The real life church is scared not because it believes its followers will intelligently
discern that The Da Vinci Code is guff; it is scared because it knows its
followers already have the propensity to believe inexplicable malarkey - they've
been feeding it to those followers for the past 2000 years! Lose enough
followers to other religions/cults/Reason and your "church" is demoted
to merely "cult" status (where it rightfully belongs), with no tax exemptions
or impunity to fiddle with boys. Langdon
- with an eidetic memory (extraordinarily accurate recall) - cracks the final
code on the strength of a fallacy. In recalling Newton's grave, he remarks that
"all the orbs were represented, but one - the apple that inspired Newton
to work out the laws of gravity." Firstly, Newton died in 1727, before the
discoveries of Neptune (1846), Uranus (named in 1850) and Pluto (1930). How then
could "all" of the orbs (planets) have been represented on his tomb?

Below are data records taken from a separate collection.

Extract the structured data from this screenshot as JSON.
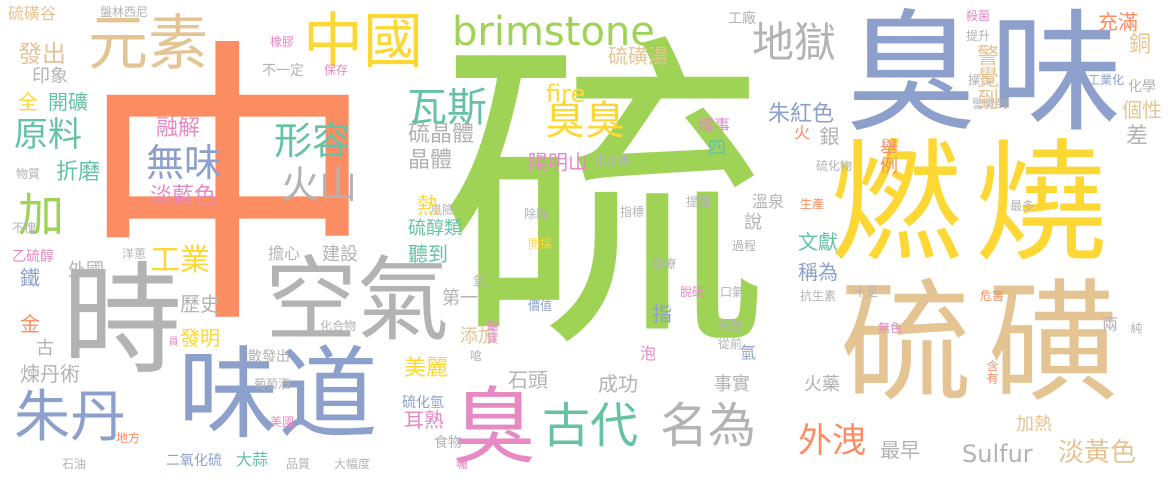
{
  "colors": {
    "green": "#9fd356",
    "orange": "#fc8d62",
    "blue": "#8da0cb",
    "yellow": "#fdd835",
    "tan": "#e5c494",
    "gray": "#b3b3b3",
    "teal": "#66c2a5",
    "pink": "#e78ac3"
  },
  "words": {
    "liu": "硫",
    "zhong": "中",
    "chou": "臭",
    "wei": "味",
    "ran": "燃",
    "shao": "燒",
    "huang": "磺",
    "shi": "時",
    "kongqi": "空氣",
    "weidao": "味道",
    "yuansu": "元素",
    "zhongguo": "中國",
    "brimstone": "brimstone",
    "diyu": "地獄",
    "wasi": "瓦斯",
    "chouchou": "臭臭",
    "xingrong": "形容",
    "wuwei": "無味",
    "huoshan": "火山",
    "yuanliao": "原料",
    "jia": "加",
    "zhudan": "朱丹",
    "gongye": "工業",
    "gudai": "古代",
    "mingwei": "名為",
    "waixie": "外洩",
    "sulfur": "Sulfur",
    "danhuangse": "淡黃色",
    "liuhuanggu": "硫磺谷",
    "panlin": "盤林西尼",
    "gongchang": "工廠",
    "chongman": "充滿",
    "shajun": "殺菌",
    "tisheng": "提升",
    "fachu": "發出",
    "yinxiang": "印象",
    "xiangjiao": "橡膠",
    "buyiding": "不一定",
    "baocun": "保存",
    "liuhuangtang": "硫磺湯",
    "gongyehua": "工業化",
    "huaxue": "化學",
    "caozuo": "操作",
    "quan": "全",
    "kaikuang": "開礦",
    "fire": "fire",
    "gexing": "個性",
    "jingjuedao": "警覺到",
    "rongjie": "融解",
    "zhuhongse": "朱紅色",
    "huaishi": "壞事",
    "cha": "差",
    "liujingti": "硫晶體",
    "jingti": "晶體",
    "zhemo": "折磨",
    "wuzhi": "物質",
    "yangmingshan": "陽明山",
    "huashenwei": "化身為",
    "si": "四",
    "liuhuawu": "硫化物",
    "danlanse": "淡藍色",
    "fengxian": "風險",
    "chuyi": "除蹣",
    "zhibiao": "指標",
    "tixing": "提醒",
    "wenquan": "溫泉",
    "shengchan": "生產",
    "zuiduo": "最多",
    "buquai": "不愧",
    "liuchunlei": "硫醇類",
    "shuo": "說",
    "kaicai": "開採",
    "wenxian": "文獻",
    "guocheng": "過程",
    "yiliuchun": "乙硫醇",
    "yangcong": "洋蔥",
    "danxin": "擔心",
    "jianshe": "建設",
    "tingdao": "聽到",
    "waiguo": "外國",
    "yiliao": "醫療",
    "chengwei": "稱為",
    "tie": "鐵",
    "diyi": "第一",
    "tuoliu": "脫硫",
    "kouqi": "口氣",
    "kangshengsu": "抗生素",
    "shizu": "十足",
    "weihai": "危害",
    "lishi": "歷史",
    "jiazhi": "價值",
    "zhi": "指",
    "jin": "金",
    "huahewu": "化合物",
    "tianjia": "添加",
    "liusuan": "硫酸",
    "wuse": "無色",
    "faming": "發明",
    "congqian": "從前",
    "gu": "古",
    "liandanshu": "煉丹術",
    "sanfachu": "散發出",
    "qian": "嗆",
    "pao": "泡",
    "meili": "美麗",
    "chenggong": "成功",
    "shishi": "事實",
    "shitou": "石頭",
    "putaojiu": "葡萄酒",
    "huoyao": "火藥",
    "jiare": "加熱",
    "ershu": "耳熟",
    "meiguo": "美國",
    "liuhuaqing": "硫化氫",
    "difang": "地方",
    "zuizao": "最早",
    "shiwu": "食物",
    "eryanghualiu": "二氧化硫",
    "dasuan": "大蒜",
    "pinzhi": "品質",
    "dafudu": "大幅度",
    "shiyou": "石油",
    "chui": "囑",
    "tong": "銅",
    "juli": "舉例",
    "huo": "火",
    "yin": "銀",
    "re": "熱",
    "yang": "氧",
    "yu": "員",
    "qing": "氫",
    "shu": "屬實",
    "liang": "兩",
    "chun": "純",
    "hanyou": "含有"
  }
}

Secondly, Newton's apple is an apocryphal tale. It is urban legend. Thirdly, relating
a fruit to a planet is stretching a premise to begin with; the fact that the puzzle
is solved through this fatuous symbolism only further illustrates how the church
can sell provincial fables from Israel as Holy Writ. (If Christian leaders educated
themselves in fallacies of this nature, they might be able to make compelling
arguments against the media they fear so irrationally. But in believing they have
found Truth - and hold a monopoly on it to boot - they stop searching for
it.) As
Langdon laments, "Why couldn't Jesus be married and still be an important
figure?" Why indeed? Maybe it's because I don't take this issue as seriously
as someone who would sit on a bomb or kill another human to prove their love of
invisible guys, but The Message that Langdon ultimately tries to impart is impotent
and irrelevant. Instead
of standing his ground on the evidence that points to the supposed "truth"
of Jesus' bloodline, Langdon folds to the gutless notion that a lie based on faith
is more honorable, or more worthy, than the truth that would destroy that faith.
Why are we being inculcated to believe this insanity? In a movie that trumpets
its heresy, who is it trying to appeal to with its eleventh-hour recantation?
In the
greatest paradoxical idiocy of all, the movie's slogan entreats: "Seek The
Truth." Dim
the lights and I will speaketh Truth: Long before Dan Brown crafted The Da
Vinci Code, in 932 A.D., after decoding the last writings of Joseph of Aramathea,
and on occult information provided by Tim the Enchanter, King Arthur himself,
at the Gorge of Eternal Peril, uttered the words which would forever rock the
foundations of Christianity: "Is
that an African or a European swallow?"